Uma das receitas ou um dos ingredientes milagrosos da época, que recuperou a saúde e deu corpo à anterior criança esquelética, teria sido o aproveitamento de cascas de ovos e de bananas, que integrariam um composto alimentício tido como “santo remédio”. Como o sabem os “mais velhos”, se cascas são camadas que envolvem e protegem vegetais e ovos e as sementes trazem grávidas em si a futura planta e seus frutos, disso deduz-se que cascas e sementes são fortes, resistentes, ricas nutricionalmente. Deste modo, por que não aproveitá-las e a essa sua força alimentar, utilizando-as nas devidas maneiras e com os devidos modos e cuidados que os especialistas recomendarem?
Da mesma forma, anos e anos depois, vi uma irmã missionária e médica italiana elaborar uma “mistura” dessas “coisas” que em geral jogamos fora, não aproveitamos na cozinha. Foi em Imperatriz, no Maranhão. Como a missionária e médica não teve, segundo contavam, revalidado seu diploma de Medicina, eu e alguns poucos nos cotizamos para mensalmente assumir o custo da mensalidade de curso superior de Farmácia e Bioquímica que a religiosa e médica italiana estava fazendo, para que, após formada, ela tivesse cobertura científica, técnica e, sobretudo, legal para continuar formulando os compostos alimentares e até assinar receitas, no limite da nova formação acadêmica.
A esse meu voluntarismo pessoal em diversos, mas, em especial, nesses três casos – Fortaleza, Imperatriz, Caxias –, somam-se meu inconformismo, minha perplexidade, a não aceitação dos gigantescos, obscenos, indesculpáveis números do desperdício de alimentos, no mundo e no Brasil.
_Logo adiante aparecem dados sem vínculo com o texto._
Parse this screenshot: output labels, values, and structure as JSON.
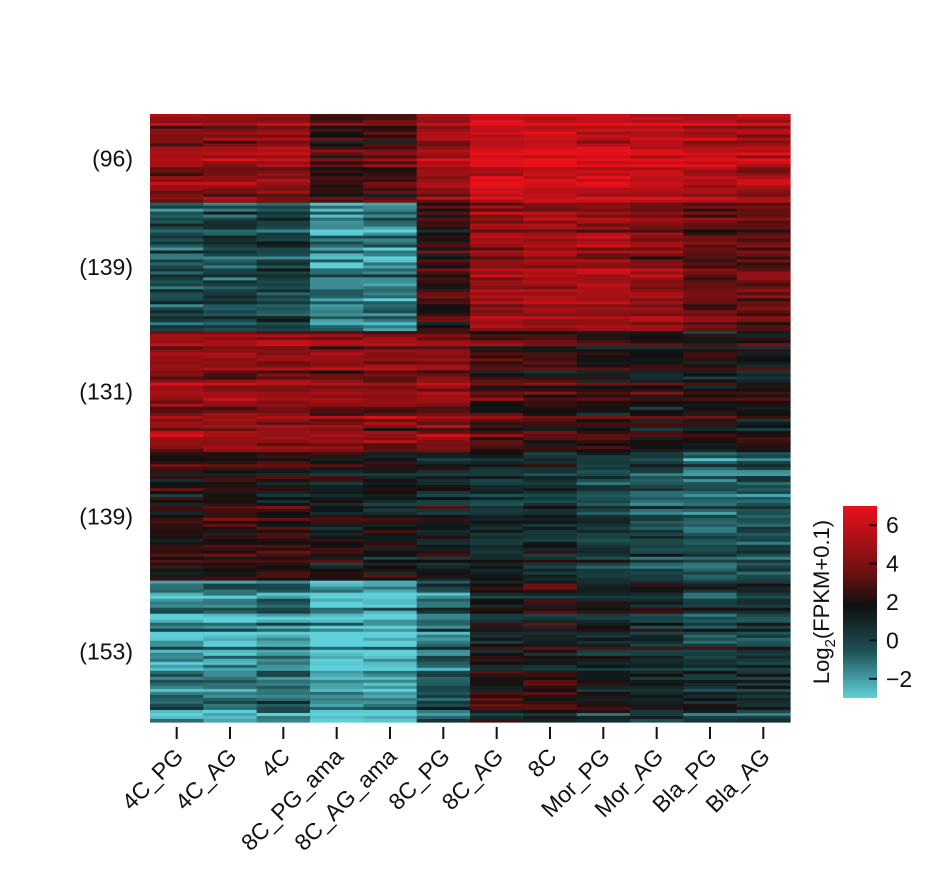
{
  "chart_data": {
    "type": "heatmap",
    "title": "",
    "columns": [
      "4C_PG",
      "4C_AG",
      "4C",
      "8C_PG_ama",
      "8C_AG_ama",
      "8C_PG",
      "8C_AG",
      "8C",
      "Mor_PG",
      "Mor_AG",
      "Bla_PG",
      "Bla_AG"
    ],
    "clusters": [
      {
        "label": "(96)",
        "gene_count": 96,
        "mean_values": [
          4.3,
          4.4,
          4.2,
          2.6,
          3.0,
          4.8,
          6.2,
          6.3,
          6.0,
          5.6,
          5.4,
          5.3
        ]
      },
      {
        "label": "(139)",
        "gene_count": 139,
        "mean_values": [
          -0.4,
          -0.2,
          0.0,
          -1.6,
          -1.5,
          2.5,
          4.6,
          4.9,
          4.8,
          4.3,
          3.5,
          3.3
        ]
      },
      {
        "label": "(131)",
        "gene_count": 131,
        "mean_values": [
          4.6,
          4.7,
          4.6,
          4.3,
          4.2,
          4.3,
          2.8,
          2.7,
          2.3,
          2.0,
          1.9,
          1.8
        ]
      },
      {
        "label": "(139)",
        "gene_count": 139,
        "mean_values": [
          2.1,
          2.4,
          2.2,
          1.6,
          1.7,
          1.3,
          1.0,
          0.9,
          0.2,
          -0.2,
          -0.6,
          -0.5
        ]
      },
      {
        "label": "(153)",
        "gene_count": 153,
        "mean_values": [
          -1.6,
          -1.7,
          -1.3,
          -2.5,
          -2.7,
          -0.8,
          1.6,
          1.9,
          1.2,
          0.8,
          0.4,
          0.6
        ]
      }
    ],
    "colorbar": {
      "label_prefix": "Log",
      "label_subscript": "2",
      "label_suffix": "(FPKM+0.1)",
      "range": [
        -3,
        7
      ],
      "ticks": [
        "6",
        "4",
        "2",
        "0",
        "−2"
      ],
      "tick_values": [
        6,
        4,
        2,
        0,
        -2
      ],
      "colors": {
        "low": "#5fd0da",
        "mid_low": "#1c4f52",
        "mid": "#101010",
        "mid_high": "#6e1111",
        "high": "#e8111b"
      }
    }
  }
}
Em nosso País, a ONU afirma que cada brasileiro joga fora, por ano, uma média de 41 kg de comida – portanto, quando chega 31 de dezembro, o Brasil inteiro jogou no lixo injustificáveis 27 milhões de toneladas de alimentos, diz o portal G1, do Grupo Globo, em setembro deste 2024.
Citando dados do IBGE (Instituto Brasileiros de Geografia e Estatística, órgão do Governo Federal), o “site” Food Safety revelava, em julho de 2023, que o Brasil desperdiçava 46 milhões de toneladas de alimentos, o correspondente à terça parte (30%) de tudo o que se produzia no País. Em valor da época, esse desperdício somava todo ano estratosféricos R$ 61 bilhões e 300 milhões e nos colocava entre os dez países que mais joga comida fora. O “site” do Senado Federal, em setembro de 2024, também confirma esses números e valor.
Com essa criminosa imoralidade de os políticos bandidos e os bandidos políticos e Poderes instituídos estarem comendo o País por um lado, mais o desperdício arrombando as pessoas pelo outro, o que, ao final, vai sobrar?
Se as crianças são o futuro do País, quem vai alimentar – adequadamente – esse futuro?
Alguém aí está preocupado com o leite das crianças?